When the Australian Wool Reserve Price Scheme collapsed in 1991, industry was left to deal with a stockpile of more than four million with little value wool bales.
As a result devastated graziers across the country were forced to cull their flock because it made economic sense.
Now WA producers are facing a similar crisis, only with a depressed market and an oversupply of hundreds of thousands of sheep, off the back of the Labor government's proposed live sheep export by sea ban.
Corrigin stud breeder and The Livestock Collective director Steve Bolt said this was the stark reality of what WA's sheep industry was facing - and the outlook was grim.
He blamed the state of industry on government interference and said it was time for Federal Agriculture Minister Murray Watt to "stand up and take responsibility for the disaster his government policy had created".
Mr Bolt said a human welfare and mental health crisis had also been created by the policy, as sheep producers deal with the seasonal conditions and challenging selling environment.
He blasted claims the oversupply of sheep in WA had been caused by the drought and said government was ignoring the impossible situation the pending live export ban had created for industry.
"Growers were already carrying over too many sheep from last year, when there weren't enough boats or processing capacity," Mr Bolt said.
"And now with poor seasonal conditions and a lack of feed, there is still not enough capacity for growers to sell surplus stock.
"This has left them in an unknown situation as to what to do with all of these sheep."
Mr Bolt has had conversations with several concerned growers hit hard by uncertainty and lack of clarity about the proposed phase-out and its timeline.
"How did industry get to this point?" he said.
"We got to this point because the government took this position to phase-out the live export trade and it is getting worse everyday, compounded with incredibly high grain prices."

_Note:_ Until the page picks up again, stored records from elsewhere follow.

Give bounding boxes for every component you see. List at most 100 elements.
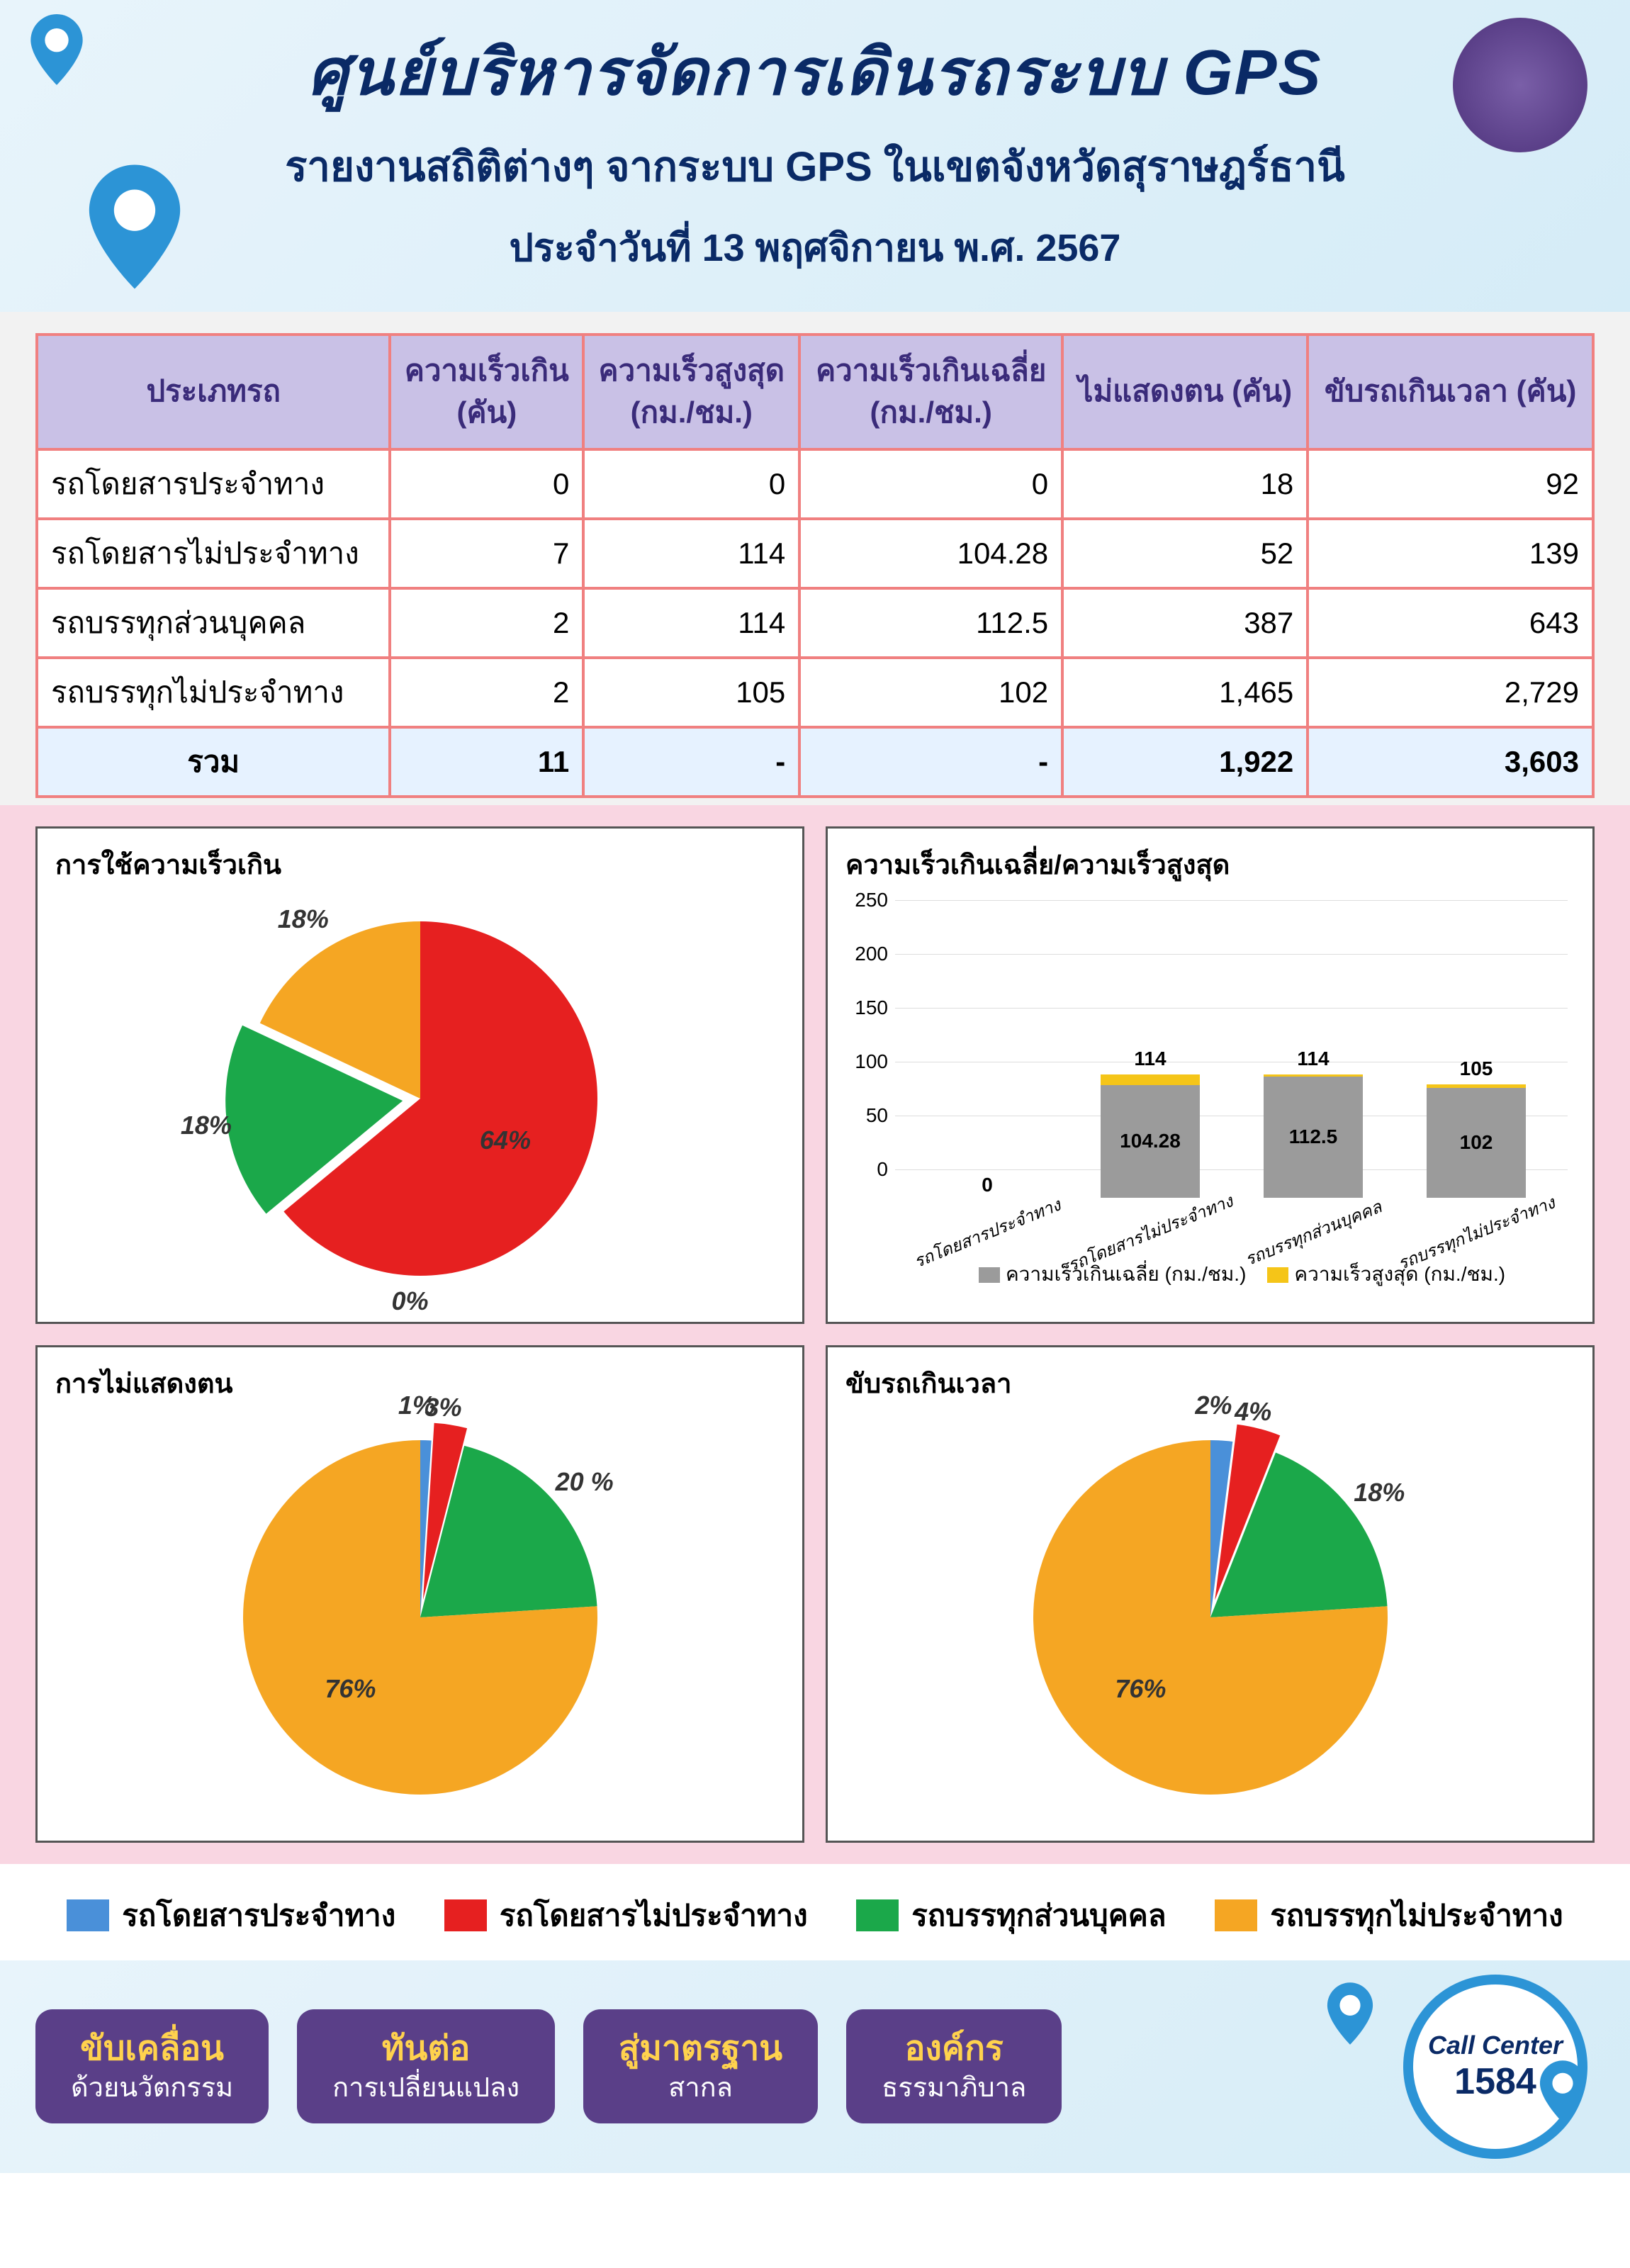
legend-label: รถบรรทุกส่วนบุคคล [911,1892,1166,1939]
table-row: รถบรรทุกส่วนบุคคล2114112.5387643 [37,588,1593,658]
pie-label: 18% [181,1111,232,1140]
stats-table: ประเภทรถความเร็วเกิน(คัน)ความเร็วสูงสุด(… [35,333,1595,798]
pie-overtime-box: ขับรถเกินเวลา 2%4%18%76% [826,1345,1595,1843]
table-cell: 2 [390,658,583,727]
bar-value-label: 112.5 [1264,1125,1363,1148]
footer: ขับเคลื่อนด้วยนวัตกรรมทันต่อการเปลี่ยนแป… [0,1960,1630,2173]
page-subtitle: รายงานสถิติต่างๆ จากระบบ GPS ในเขตจังหวั… [43,133,1587,199]
table-cell: 643 [1308,588,1593,658]
bar-value-label: 114 [1264,1048,1363,1070]
table-cell: - [583,727,799,797]
table-cell: 92 [1308,449,1593,519]
y-tick: 50 [849,1104,888,1127]
map-pin-icon [1325,1982,1375,2045]
table-header: ขับรถเกินเวลา (คัน) [1308,335,1593,449]
y-tick: 200 [849,943,888,965]
table-cell: 139 [1308,519,1593,588]
bar-segment-max [1264,1074,1363,1076]
table-row: รถบรรทุกไม่ประจำทาง21051021,4652,729 [37,658,1593,727]
pie-label: 3% [425,1393,461,1422]
bar-segment-max [1101,1074,1200,1085]
table-cell: 0 [583,449,799,519]
bar-value-label: 105 [1427,1057,1526,1080]
department-logo [1453,18,1587,152]
table-cell: 0 [799,449,1062,519]
pie-label: 18% [1354,1478,1405,1508]
legend-swatch [67,1899,109,1931]
bar-legend: ความเร็วเกินเฉลี่ย (กม./ชม.)ความเร็วสูงส… [895,1259,1568,1290]
table-cell: 2 [390,588,583,658]
legend-label: รถโดยสารประจำทาง [122,1892,395,1939]
y-tick: 0 [849,1158,888,1181]
pie-label: 64% [480,1125,531,1155]
table-header: ความเร็วสูงสุด(กม./ชม.) [583,335,799,449]
table-header: ไม่แสดงตน (คัน) [1062,335,1308,449]
bar-value-label: 102 [1427,1131,1526,1154]
pie-speed-box: การใช้ความเร็วเกิน 0%64%18%18% [35,826,804,1324]
table-header: ความเร็วเกินเฉลี่ย(กม./ชม.) [799,335,1062,449]
legend-label: รถบรรทุกไม่ประจำทาง [1270,1892,1563,1939]
pie-label: 18% [278,904,329,934]
table-cell: 7 [390,519,583,588]
table-cell: 387 [1062,588,1308,658]
footer-pill: องค์กรธรรมาภิบาล [846,2009,1062,2124]
table-cell: 0 [390,449,583,519]
pie-label: 76% [1115,1674,1166,1704]
chart-title: การใช้ความเร็วเกิน [55,843,785,886]
legend-item: รถโดยสารประจำทาง [67,1892,395,1939]
legend-label: รถโดยสารไม่ประจำทาง [500,1892,808,1939]
bar-chart-box: ความเร็วเกินเฉลี่ย/ความเร็วสูงสุด 0 50 100… [826,826,1595,1324]
map-pin-icon [28,14,85,85]
table-cell: 52 [1062,519,1308,588]
legend-swatch [1215,1899,1257,1931]
table-header: ความเร็วเกิน(คัน) [390,335,583,449]
legend-item: รถบรรทุกไม่ประจำทาง [1215,1892,1563,1939]
pie-label: 4% [1235,1397,1271,1427]
table-cell: 1,465 [1062,658,1308,727]
pie-label: 2% [1195,1391,1232,1420]
table-total-row: รวม11--1,9223,603 [37,727,1593,797]
table-header: ประเภทรถ [37,335,390,449]
footer-pill: ขับเคลื่อนด้วยนวัตกรรม [35,2009,269,2124]
charts-section: การใช้ความเร็วเกิน 0%64%18%18% ความเร็วเ… [0,805,1630,1864]
legend-item: รถบรรทุกส่วนบุคคล [856,1892,1166,1939]
pie-label: 20 % [556,1467,614,1497]
legend-swatch [856,1899,899,1931]
category-legend: รถโดยสารประจำทาง รถโดยสารไม่ประจำทาง รถบรร… [0,1864,1630,1960]
table-cell: 102 [799,658,1062,727]
table-cell: 114 [583,519,799,588]
pie-noshow-box: การไม่แสดงตน 1%3%20 %76% [35,1345,804,1843]
header: ศูนย์บริหารจัดการเดินรถระบบ GPS รายงานสถ… [0,0,1630,312]
table-cell: 114 [583,588,799,658]
bar-value-label: 0 [938,1174,1037,1196]
data-table-section: ประเภทรถความเร็วเกิน(คัน)ความเร็วสูงสุด(… [0,312,1630,805]
table-row: รถโดยสารไม่ประจำทาง7114104.2852139 [37,519,1593,588]
bar-segment-max [1427,1084,1526,1088]
table-row: รถโดยสารประจำทาง0001892 [37,449,1593,519]
y-tick: 100 [849,1050,888,1073]
pie-label: 76% [325,1674,376,1704]
table-cell: - [799,727,1062,797]
footer-pill: สู่มาตรฐานสากล [583,2009,818,2124]
table-cell: รถบรรทุกไม่ประจำทาง [37,658,390,727]
map-pin-icon [1538,2060,1587,2123]
chart-title: ความเร็วเกินเฉลี่ย/ความเร็วสูงสุด [845,843,1575,886]
table-cell: 3,603 [1308,727,1593,797]
table-cell: 11 [390,727,583,797]
legend-item: รถโดยสารไม่ประจำทาง [444,1892,808,1939]
y-tick: 250 [849,889,888,911]
table-cell: 1,922 [1062,727,1308,797]
bar-value-label: 114 [1101,1048,1200,1070]
footer-pill: ทันต่อการเปลี่ยนแปลง [297,2009,555,2124]
report-date: ประจำวันที่ 13 พฤศจิกายน พ.ศ. 2567 [43,217,1587,278]
legend-swatch [444,1899,487,1931]
table-cell: 2,729 [1308,658,1593,727]
table-cell: 104.28 [799,519,1062,588]
table-cell: 18 [1062,449,1308,519]
map-pin-icon [85,163,184,291]
table-cell: รถโดยสารประจำทาง [37,449,390,519]
table-cell: 112.5 [799,588,1062,658]
y-tick: 150 [849,997,888,1019]
table-cell: รถโดยสารไม่ประจำทาง [37,519,390,588]
bar-value-label: 104.28 [1101,1130,1200,1152]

Looking ahead, with the poor seasonal conditions and huge number of producers who have considered not mating ewes, Mr Bolt believes there could be a 30 per cent reduction in lambs available for the trade in WA next year.
He said this would have consequences on the processing and exporting sectors - and all associated industries.
"Agents and truck drivers are flat out, but go around in 18 months time and what the bloody hell will we all be doing?" Mr Bolt said.
"This is what I've been telling the government for the past five years, I said if you go down this path this is what is going to happen.
"I said there will be a time when the Eastern States market won't be available, with the potential of no live export and in a drought situation, what will we do with all the sheep to prevent environmental and onfarm welfare damage?"
Mr Bolt added, "that's where we are at and the only thing that will undo it is a change of policy".
"That's the only thing that could prevent some people from offloading a large number of breeding ewes and exiting the industry," he said.
"We are heading down a one-way disastrous road and once again it is all consequences for industry, but no responsibility by government."